The American Dental Association recommends sealant application on susceptible occlusal surfaces of permanent posterior teeth, particularly first permanent molars. Sealants should be placed soon after tooth eruption, optimally before significant caries development has occurred.

Re-evaluation is recommended at regular preventive visits with replacement of lost sealants or treatment of incipient caries with restoration if needed. The recommendation emphasizes systematic evaluation and maintenance rather than episodic replacement.

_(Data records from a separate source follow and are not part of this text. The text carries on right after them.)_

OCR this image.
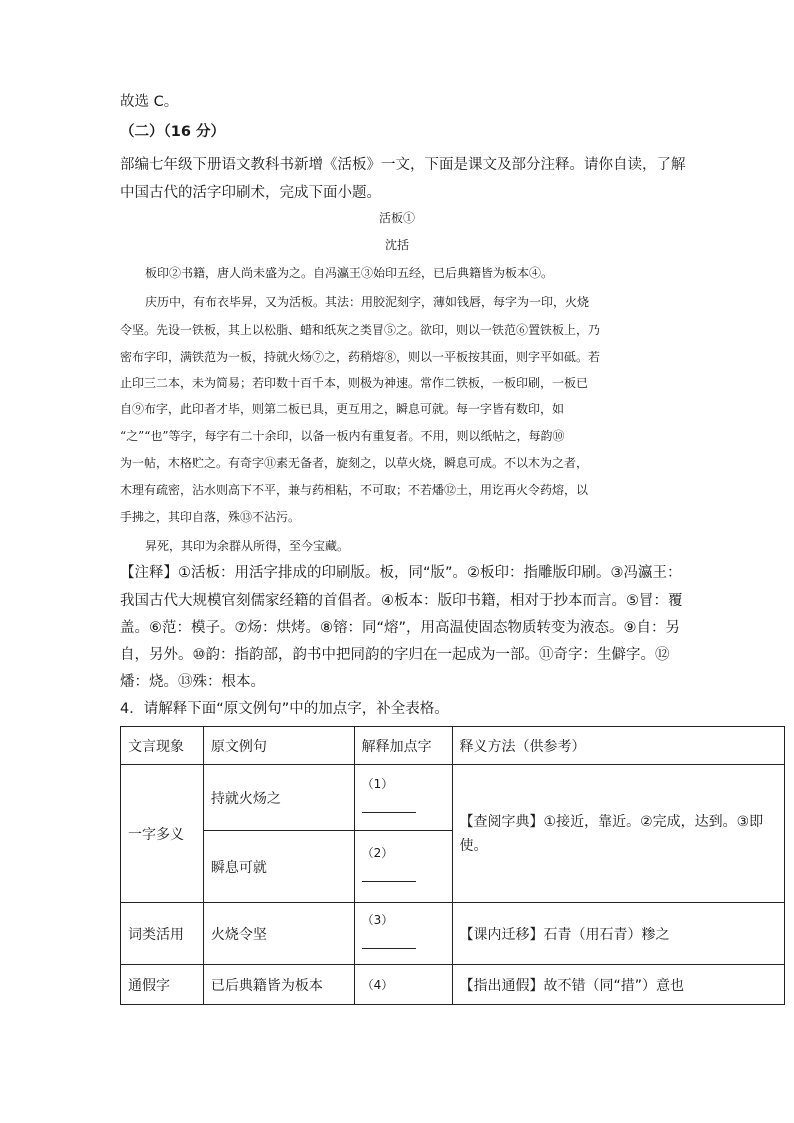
故选 C。
（二）（16 分）
部编七年级下册语文教科书新增《活板》一文，下面是课文及部分注释。请你自读，了解
中国古代的活字印刷术，完成下面小题。
活板①
沈括
板印②书籍，唐人尚未盛为之。自冯瀛王③始印五经，已后典籍皆为板本④。
庆历中，有布衣毕昇，又为活板。其法：用胶泥刻字，薄如钱唇，每字为一印，火烧
令坚。先设一铁板，其上以松脂、蜡和纸灰之类冒⑤之。欲印，则以一铁范⑥置铁板上，乃
密布字印，满铁范为一板，持就火炀⑦之，药稍熔⑧，则以一平板按其面，则字平如砥。若
止印三二本，未为简易；若印数十百千本，则极为神速。常作二铁板，一板印刷，一板已
自⑨布字，此印者才毕，则第二板已具，更互用之，瞬息可就。每一字皆有数印，如
“之”“也”等字，每字有二十余印，以备一板内有重复者。不用，则以纸帖之，每韵⑩
为一帖，木格贮之。有奇字⑪素无备者，旋刻之，以草火烧，瞬息可成。不以木为之者，
木理有疏密，沾水则高下不平，兼与药相粘，不可取；不若燔⑫土，用讫再火令药熔，以
手拂之，其印自落，殊⑬不沾污。
昇死，其印为余群从所得，至今宝藏。
【注释】①活板：用活字排成的印刷版。板，同“版”。②板印：指雕版印刷。③冯瀛王：
我国古代大规模官刻儒家经籍的首倡者。④板本：版印书籍，相对于抄本而言。⑤冒：覆
盖。⑥范：模子。⑦炀：烘烤。⑧镕：同“熔”，用高温使固态物质转变为液态。⑨自：另
自，另外。⑩韵：指韵部，韵书中把同韵的字归在一起成为一部。⑪奇字：生僻字。⑫
燔：烧。⑬殊：根本。
4．请解释下面“原文例句”中的加点字，补全表格。
文言现象	原文例句	解释加点字	释义方法（供参考）
一字多义	持就火炀之	（1）	【查阅字典】①接近，靠近。②完成，达到。③即使。
	瞬息可就	（2）	

词类活用	火烧令坚	（3）	【课内迁移】石青（用石青）糁之
通假字	已后典籍皆为板本	（4）	【指出通假】故不错（同“措”）意也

Individualized Decision-Making

Sealant replacement decisions should be individualized based on:

1. Patient caries risk—high-risk patients warrant more aggressive replacement protocols 2. Sealant retention history—teeth with history of poor retention warrant more frequent replacement 3. Oral hygiene status—patients with excellent hygiene and low biofilm accumulation may tolerate some sealant loss without increased caries risk 4. Systemic factors—patients with xerostomia, developmental disabilities, or other conditions affecting caries risk warrant more aggressive sealant maintenance

Conclusion

Dental sealants provide durable occlusal caries prevention with retention rates supporting continued protection even with partial loss in many cases. Regular clinical evaluation at preventive visits allows identification of loss and timely replacement to maintain maximum protection. The superior cost-effectiveness of sealant maintenance compared to restorative care justifies systematic evaluation and replacement protocols as part of comprehensive preventive dentistry practice.